Visceral fat-accummulation has been associated with an increased cardiovascular risk including the development of heart failure. However, functional differences between distinct visceral fat depots (e.g. pericardial fat, epididymal fat) are unknown. The adipose-specific protein adiponectin has been demonstrated to exert direct effects on cardiovascular cells. In the present study we investigated the expression of adiponectin protein in pericardial vs. epididymal adipose tissue in obese Zucker rats. In rat cardiac fibroblast we studied the regulation of matrix metalloproteinase (MMP)-9 by adiponectin.

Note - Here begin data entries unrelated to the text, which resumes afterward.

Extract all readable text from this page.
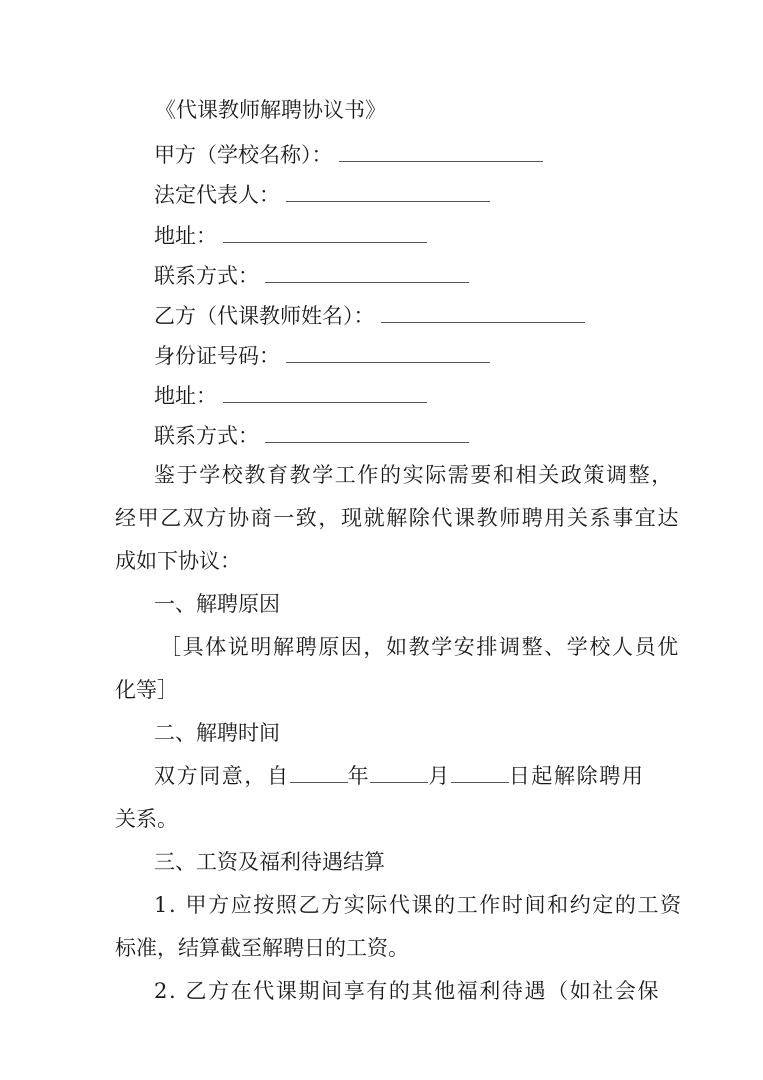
《代课教师解聘协议书》
甲方（学校名称）：
法定代表人：
地址：
联系方式：
乙方（代课教师姓名）：
身份证号码：
地址：
联系方式：
鉴于学校教育教学工作的实际需要和相关政策调整，
经甲乙双方协商一致，现就解除代课教师聘用关系事宜达
成如下协议：
一、解聘原因
［具体说明解聘原因，如教学安排调整、学校人员优
化等］
二、解聘时间
双方同意，自	年	月	日起解除聘用
关系。
三、工资及福利待遇结算
1. 甲方应按照乙方实际代课的工作时间和约定的工资
标准，结算截至解聘日的工资。
2. 乙方在代课期间享有的其他福利待遇（如社会保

Male Obese zucker rats (n=6) were killed at 11 weeks of age (mean body weight: 415+/-9.2g, mean adiponecin serum level: 6.3+/-0.6µg/ml), and epididymal and pericardial fat depots were removed for protein isolation. Adiponectin protein expression was reduced by 52.2+/-12.4% (p<0.01) in the pericardial fat depots compared to epididymal fat depots, as assessed by western immunoblotting. To identify a function of locally produced adiponectin, we investigated the regulation of MMP-9 expression in primary rat cardiac fibroblasts. Cardiac fibroblasts were stimulated with angiotensin II (AngII 100nmol/L) +/- adiponectin (5µg/ml) and MMP-9 protein expression (88 and 92kDa) was measured after 24h. AngII stimulated MMP-9 expression by 2.2+/-0.2-fold (p<0.05 vs. vehicle-treated cells). AngII-induced MMP-9 expression was potently blocked by 51+/-15.5% (p<0.05 vs. AngII alone) in the presence of adiponectin.

The present study identifies a distinct endocrine function of pericardial fat tissue compared to other visceral fat depots. Depletion of adiponectin expression in pericardial fat tissue may play an important role in the regulation of cardiac MMP expression, which may affect cardiac remodelling during obesity.